Neuroinflammation Following Traumatic Brain Injury: Take It Seriously or Not

Abstract

Traumatic brain injury (TBI) is associated with high mortality and disability, with a substantial socioeconomic burden. With the standardization of the treatment process, there is increasing interest in the role that the secondary insult of TBI plays in outcome heterogeneity. The secondary insult is neither detrimental nor beneficial in an absolute sense, among which the inflammatory response was a complex cascade of events and can thus be regarded as a double-edged sword. Therefore, clinicians should take the generation and balance of neuroinflammation following TBI seriously. In this review, we summarize the current human and animal model studies of neuroinflammation and provide a better understanding of the inflammatory response in the different stages of TBI. In particular, advances in neuroinflammation using proteomic and transcriptomic techniques have enabled us to identify a functional specific delineation of the immune cell in TBI patients. Based on recent advances in our understanding of immune cell activation, we present the difference between diffuse axonal injury and focal brain injury. In addition, we give a figurative profiling of the general paradigm in the pre- and post-injury inflammatory settings employing a bow-tie framework.

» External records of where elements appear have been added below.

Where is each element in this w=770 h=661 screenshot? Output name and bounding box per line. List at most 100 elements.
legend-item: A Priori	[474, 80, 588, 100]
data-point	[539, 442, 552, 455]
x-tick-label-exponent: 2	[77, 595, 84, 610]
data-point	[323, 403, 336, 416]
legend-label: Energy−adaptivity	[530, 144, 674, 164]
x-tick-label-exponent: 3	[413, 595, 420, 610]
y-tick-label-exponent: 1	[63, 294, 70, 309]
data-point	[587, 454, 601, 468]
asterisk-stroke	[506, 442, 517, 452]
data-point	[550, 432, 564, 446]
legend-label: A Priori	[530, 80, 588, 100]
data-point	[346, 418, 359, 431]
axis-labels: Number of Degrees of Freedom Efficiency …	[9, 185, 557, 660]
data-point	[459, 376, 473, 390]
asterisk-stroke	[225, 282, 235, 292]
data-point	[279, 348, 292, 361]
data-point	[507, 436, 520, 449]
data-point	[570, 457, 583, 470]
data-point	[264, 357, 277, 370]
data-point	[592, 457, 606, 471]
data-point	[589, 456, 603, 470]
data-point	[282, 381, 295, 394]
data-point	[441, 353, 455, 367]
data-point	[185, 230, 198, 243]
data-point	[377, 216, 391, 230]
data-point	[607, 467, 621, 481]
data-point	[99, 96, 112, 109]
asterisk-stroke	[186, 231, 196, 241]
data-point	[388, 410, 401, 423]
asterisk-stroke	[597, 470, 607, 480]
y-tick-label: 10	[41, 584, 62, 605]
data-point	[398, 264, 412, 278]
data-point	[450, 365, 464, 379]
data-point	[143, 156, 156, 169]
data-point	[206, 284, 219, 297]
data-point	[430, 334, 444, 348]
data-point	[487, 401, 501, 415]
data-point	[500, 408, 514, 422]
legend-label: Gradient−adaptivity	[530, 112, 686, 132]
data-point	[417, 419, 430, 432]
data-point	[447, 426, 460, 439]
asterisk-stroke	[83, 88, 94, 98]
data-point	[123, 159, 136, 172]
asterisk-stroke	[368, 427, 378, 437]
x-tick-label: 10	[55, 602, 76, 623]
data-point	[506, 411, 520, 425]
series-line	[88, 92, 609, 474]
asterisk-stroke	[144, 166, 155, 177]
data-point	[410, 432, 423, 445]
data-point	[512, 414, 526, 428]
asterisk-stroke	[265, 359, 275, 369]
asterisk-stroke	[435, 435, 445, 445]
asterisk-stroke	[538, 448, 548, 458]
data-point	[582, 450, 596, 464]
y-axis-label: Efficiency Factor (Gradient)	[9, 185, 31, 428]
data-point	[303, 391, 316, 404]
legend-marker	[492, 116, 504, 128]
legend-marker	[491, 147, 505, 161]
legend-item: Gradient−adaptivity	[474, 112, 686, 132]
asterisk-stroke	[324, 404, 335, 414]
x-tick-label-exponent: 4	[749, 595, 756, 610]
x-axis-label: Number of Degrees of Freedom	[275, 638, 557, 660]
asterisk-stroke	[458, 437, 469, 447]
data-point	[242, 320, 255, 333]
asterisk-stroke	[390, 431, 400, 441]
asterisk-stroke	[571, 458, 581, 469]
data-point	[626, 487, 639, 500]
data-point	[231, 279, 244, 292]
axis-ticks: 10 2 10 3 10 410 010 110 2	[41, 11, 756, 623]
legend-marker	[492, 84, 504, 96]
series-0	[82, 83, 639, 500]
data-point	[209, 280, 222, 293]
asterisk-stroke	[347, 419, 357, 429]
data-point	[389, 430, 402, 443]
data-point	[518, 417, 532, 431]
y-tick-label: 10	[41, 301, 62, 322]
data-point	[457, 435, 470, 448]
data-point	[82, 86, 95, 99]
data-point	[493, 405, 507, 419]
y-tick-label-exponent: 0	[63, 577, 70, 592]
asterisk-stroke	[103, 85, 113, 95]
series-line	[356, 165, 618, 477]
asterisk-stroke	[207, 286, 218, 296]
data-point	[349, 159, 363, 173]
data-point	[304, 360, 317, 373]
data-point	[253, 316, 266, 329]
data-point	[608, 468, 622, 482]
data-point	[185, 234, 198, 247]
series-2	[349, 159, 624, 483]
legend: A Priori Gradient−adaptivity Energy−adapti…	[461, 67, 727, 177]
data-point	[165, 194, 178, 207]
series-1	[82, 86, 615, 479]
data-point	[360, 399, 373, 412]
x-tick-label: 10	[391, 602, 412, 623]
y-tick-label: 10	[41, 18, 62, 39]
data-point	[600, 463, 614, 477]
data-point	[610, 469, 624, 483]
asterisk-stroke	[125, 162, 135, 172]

Keywords: advance; bow-tie framework; neuroinflammation; take seriously; traumatic brain injury.

Figure 1

The crosstalk of cells in the neuroinflammation. After TBI, the microglia can interact with astrocytes, the oligodendrocyte, neurons, and NG2 cells through several pathways, and the “closed-loop” mechanisms of their communications remain unclear. In addition, the differentiation between the NG2 cells and polydendrocytes or oligodendrocytes is still not clear, and their difference might play a role in neuroinflammation. (black color: settled cell–cell crosstalk mechanisms, red color: possible crosstalk mechanisms need to be certified).

Figure 2

A brief comparison of the neuroinflammation in two main subtypes of TBI. In the FBI (the left side), it begins with the complement activation and the initiators (including HMGB1, HSP, and ATP) releasing from the damaged meninges and parenchyma within minutes following brain injury. Those compliments will bind to DAMP sensors such as purinergic receptors and TLRs that immediately induce resident microglia activation followed by inflammasome assembling. Then, a variable number of cytokines and chemokines generating and the NF-κB translocating into the nuclei induce an immunological reprogramming. Meanwhile, it can also induce the recruitment of neutrophils and macrophages to the injured meninges and/or perivascular regions, by which more chemokines and cytokines proliferate and the inflammatory response amplifies. In the DAI (the right side), in addition to the above-mentioned processes, the MBP is released from the damaged neural myelin involved in CSF circulation. T cells can be recruited to the damage site via a damaged BBB and/or meningeal lymphatic vessel, and the local APCs subsequently present it. Moreover, massively activated astrocytes and oligodendrocytes and their crosstalk can participate in immunogenic signal activation, which takes precedence over peripheral immune infiltration (such as neutrophils and macrophages).

Figure 3

Schematic representation of the time-related paradigm shift in neuroinflammation following TBI employing a bow-tie paradigm. The characteristic of immunogenicity in the CNS was high variability and fewer constraints pre-TBI. Then, in the core, the neuroinflammation is “compressed” by relatively regular rules or steps and processed into chronic neuroinflammation following TBI. Notably, there was a dynamic course of the functional diversity; temporal intensity of response; and dynamic changes in inflammatory gene expression, cell activation, and their interaction network.